Pump your protein smoothie full of potassium.
Sweet potatoes belong in your smoothies for the same reason a banana might: potassium. Potassium is a mineral your body needs to maintain fluid balance and help muscles contract. A small amount of sweet potato in your smoothie can prevent muscle soreness, muscle cramps and muscle spasms during and after workouts.

5. Oats

Your protein smoothie needs oats for slow-digesting carbs.
Eaten before a workout, oats offer slow-digesting carbohydrates. These types of carbs can make your energy last through all your sets and beyond, since you won’t burn through them as quickly.

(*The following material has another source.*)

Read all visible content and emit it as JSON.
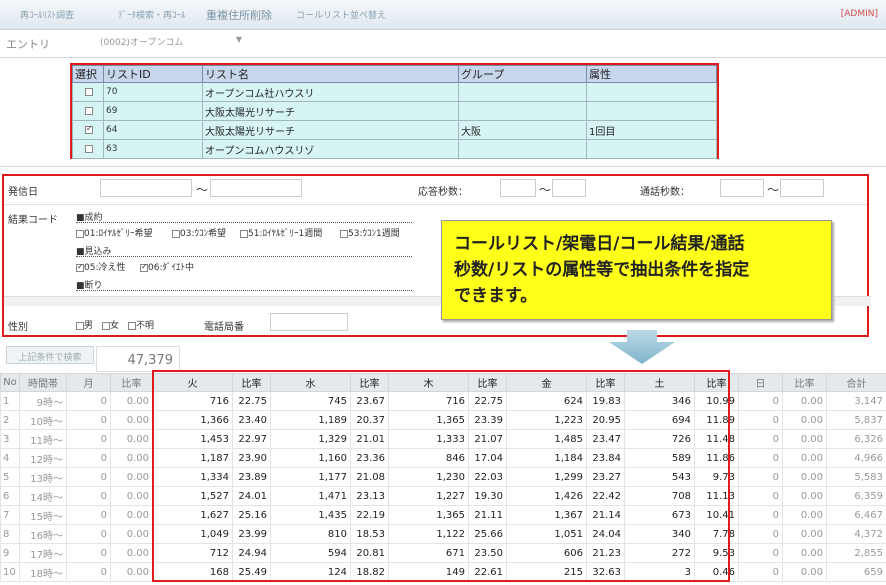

If you’re not into oatmeal for breakfast, adding oats to your protein smoothie is a great way to fuel up before you head to the gym.

6. Kale


While it might seem like the kale fad has passed, it’s no less beneficial than it was before. Kale is more than just a leaf. It’s a plant-based vegetable rich in vitamin B6, the vitamin that helps you maintain a healthy immune system. Add kale to your smoothie to help you avoid getting sick, which could take you out of the gym for days – even weeks.